Ayar: Of course, we hope there will be no [security] gaps because any gap can result in a grave damage on that important day. We are confident that our armed forces -- the police, the army, and the National Guard -- will perform their tasks and keep themselves far from polling centers so as not to interfere in the issues of the balloting process. This is an issue related to the establishment of democracy and the transparency of political action in Iraq.
RFI: Ayar explained that the current military operations in western Iraq aim at providing security to citizens. He referred to the wish of the residents of those areas to participate in the referendum.
Ayar: Speaking about the western areas [of Iraq], we can see they are calm now, to some extent. Someone can say there are military operations taking place. But whether the area is “boiling” or “calm” depends on the extent to which citizens have accepted the political process. We have heard through our contacts and meetings with political leaders from those areas that all of them are preparing to participate in the referendum and later in the election. On the question whether the areas are “boiling” or “calm” from the military standpoint, I believe that what is taking place now is merely an attempt to destroy nests of terror and nothing more. The goal of that is to enable the public there to arrive at the polling centers.
RFI: Ayar said that the number of Iraqis eligible to vote in the referendum has reached 15.5 million.
Ayar: In the process of updating voter registration, the total number of those [newly] registered, those who have changed their names, and those whose registrations have been cancelled, has reached some 1,062,000 people. This should be added to the previous number of approximately 14,369,000. We have also added those born in 1987. The total number of voters then becomes about 15.5 million people.
RFI: Which bodies will observe the referendum on the constitution?
Ayar: There are teams of observers that get registered every day. These will observe the process of the referendum and also the election at the end of this year. In addition, there are also delegates of political parties currently registering at the commission in high numbers. These will be able to observe the balloting process. We are ready to accept any team of observers that wants to present a request to observe the process, be they from Iraq, from Arab countries, or from other countries of the world.
RFI: Ayar expressed the hope that international observers would come to observe the referendum.

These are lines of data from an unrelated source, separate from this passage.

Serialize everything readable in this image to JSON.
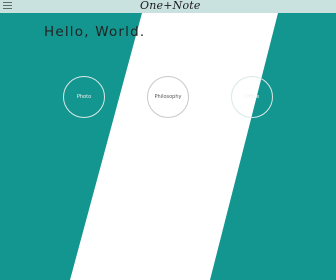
{
  "header": {
    "menu_icon": "hamburger-menu-icon",
    "logo_text": "One+Note"
  },
  "hero": {
    "greeting": "Hello, World."
  },
  "nav_circles": [
    {
      "label": "Photo"
    },
    {
      "label": "Philosophy"
    },
    {
      "label": "Office"
    }
  ],
  "colors": {
    "background": "#13968f",
    "stripe": "#ffffff",
    "topbar": "#c9e1df"
  }
}
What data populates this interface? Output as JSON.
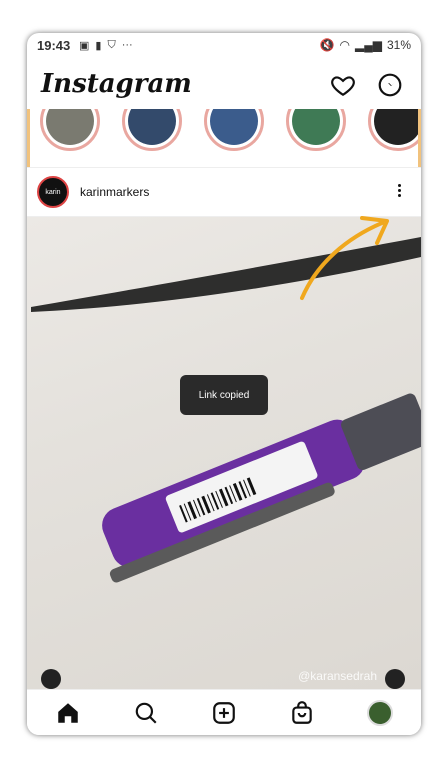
{
  "status_bar": {
    "time": "19:43",
    "battery": "31%"
  },
  "header": {
    "logo": "Instagram",
    "icons": [
      "heart-icon",
      "messenger-icon"
    ]
  },
  "post": {
    "username": "karinmarkers",
    "avatar_text": "karin",
    "watermark": "@karansedrah"
  },
  "toast": {
    "text": "Link copied"
  },
  "bottom_nav": {
    "items": [
      "home-icon",
      "search-icon",
      "add-post-icon",
      "shop-icon",
      "profile-avatar"
    ]
  }
}
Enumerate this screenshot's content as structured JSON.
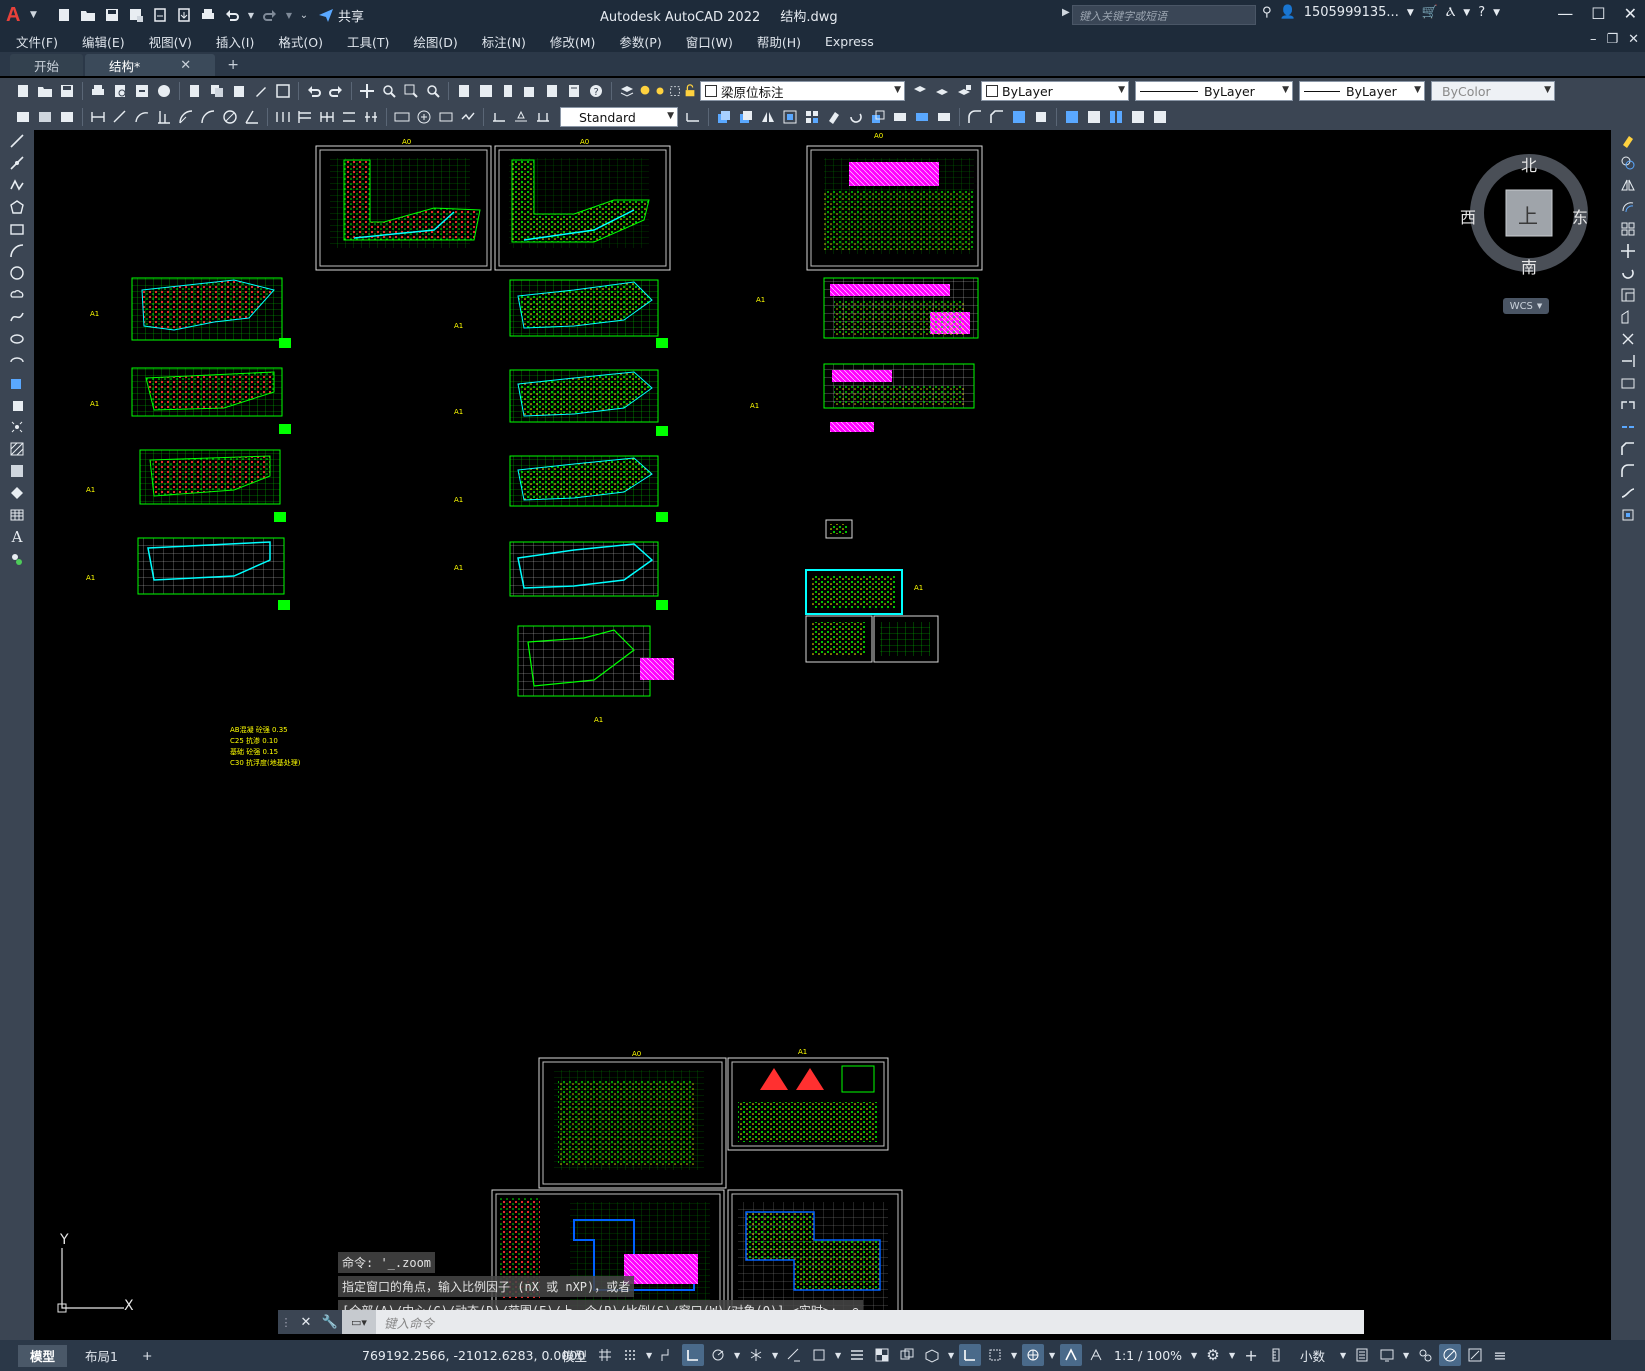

Ayar: We hope that teams of observers will arrive in Iraq to [monitor] polling centers. This will be very helpful for the [Iraqi Independent Electoral Commission] because whoever would like to cheat will know that observers are there. The commission naturally is not in a position to control the 6,000 polling centers in Iraq. Delegates will be able to do so -- the delegates of political groups and the teams of observers that are currently registering at the commission.